Is there anything known about how Longs Peak (and beyond) will address multiple GPUs?

I need a setup where I could ceate two contexts which share their lists, but where I´m able to render different stuff with two graphics cards at the same time.
That is not the purpose of SLI.

SLI exists to let you use multiple graphics cards to render 1 image.

The reason for my question is that I want to exploit 2 graphics cards for rendering one frame but the driver-provided automatic SLI happens already too late in the pipeline.
If you ultimate goal is to really just render one image, why don’t you just let the driver do it’s job? The point of having a hardware abstraction is to abstract the hardware. SLI lets you use 2 graphics cards as one; the API allows it to work without specialized coding.

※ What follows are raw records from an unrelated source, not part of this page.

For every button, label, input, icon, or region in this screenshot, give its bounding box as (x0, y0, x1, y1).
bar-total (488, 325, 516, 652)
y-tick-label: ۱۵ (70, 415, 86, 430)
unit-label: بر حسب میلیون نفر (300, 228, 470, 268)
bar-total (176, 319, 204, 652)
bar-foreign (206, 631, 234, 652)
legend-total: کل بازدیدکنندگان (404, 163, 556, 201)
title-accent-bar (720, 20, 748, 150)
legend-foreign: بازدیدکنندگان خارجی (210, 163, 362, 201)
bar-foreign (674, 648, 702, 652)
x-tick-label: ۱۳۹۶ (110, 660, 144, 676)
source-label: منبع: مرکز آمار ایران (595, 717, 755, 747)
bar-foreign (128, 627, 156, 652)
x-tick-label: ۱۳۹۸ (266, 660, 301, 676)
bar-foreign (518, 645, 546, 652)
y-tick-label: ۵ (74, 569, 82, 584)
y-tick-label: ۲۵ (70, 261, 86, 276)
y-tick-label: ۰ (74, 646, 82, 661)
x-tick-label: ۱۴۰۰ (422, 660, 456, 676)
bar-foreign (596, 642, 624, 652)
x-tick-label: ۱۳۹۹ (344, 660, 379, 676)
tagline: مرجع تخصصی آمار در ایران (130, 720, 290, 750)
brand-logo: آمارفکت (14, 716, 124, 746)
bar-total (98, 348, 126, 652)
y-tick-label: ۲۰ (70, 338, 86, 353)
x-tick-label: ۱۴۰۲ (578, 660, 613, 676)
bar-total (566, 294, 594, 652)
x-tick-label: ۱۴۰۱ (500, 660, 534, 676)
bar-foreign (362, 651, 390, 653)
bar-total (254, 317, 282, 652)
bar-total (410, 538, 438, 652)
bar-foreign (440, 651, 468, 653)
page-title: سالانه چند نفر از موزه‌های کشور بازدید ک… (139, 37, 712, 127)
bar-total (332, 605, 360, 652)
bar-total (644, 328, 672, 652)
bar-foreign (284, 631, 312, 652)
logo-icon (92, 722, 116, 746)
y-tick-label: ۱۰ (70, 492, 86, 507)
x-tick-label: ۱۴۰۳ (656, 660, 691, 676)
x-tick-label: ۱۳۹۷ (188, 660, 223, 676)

In short, if you have 2 GPUs in an SLI configuration, just code as you normally have and the driver will take care of it to the extent possible.

I hope it’s only a matter of (short) time before we see compilers and runtime environments themselves sophisticated enough to seamlessly and automatically leverage multicore CPUs and GPUs, across all application domains.

This looks like a step in that direction:
http://www.rapidmind.net/product.php

That is not the purpose of SLI.

SLI exists to let you use multiple graphics cards to render 1 image.
Then my request was false. I want to use multiple GPUs where “standard” SLI can’t help me.

In short, if you have 2 GPUs in an SLI configuration, just code as you normally have and the driver will take care of it to the extent possible.
Well, thats the problem :slight_smile: For instance, I´m using occlusion queries that need to be evaluated in the current frame. This couples CPU and GPU to a certain extend, so the CPU can’t do much ahead of the GPU (where SLI could help). This makes AFR not working. SFR mode won’t help either. I’m mainly vertex transform limited. Assuming that SFR splits the rendering work at rasterization level, this is already too late. Also, how would the driver handle a case where occlusion-query-geometry straddles both parts of the image? It would have to wait for both gpus to return a value, add that and then return that to the application.

There’s an argument like “why don’t you examne the occlusion queries in the next frame?!”. Since I’m doing hierarchical occlusion culling, I cannot do this. I’m creating queries dependend on the outcome of previous ones within one frame.

The easiest solution would be to have two rendering threads working completely independend on each half of the screen. This should be already possible somehow, but the two rendering contexts I would have to create couldn’t share their lists (textures, VBOs etc). This is a major PITA, since it wastes memory and makes resource management a nightmare (both contexts basically render the same stuff anyway).

So, I need: two rendering contexts (one for each gpu) which are able to share lists. I really think this could be easily offered, since SLI boils down to the same.

Since I’m doing hierarchical occlusion culling, I cannot do this.
“Doctor, when I raise my arm like this, it hurts.”

“Then don’t raise your arm like that.”

If you’re doing something that impedes performance on SLI cards, you have two options: accept the performance loss, or stop using that algorithm. It’s just an algorithm; you’re not married to it. Use a different occlusion test.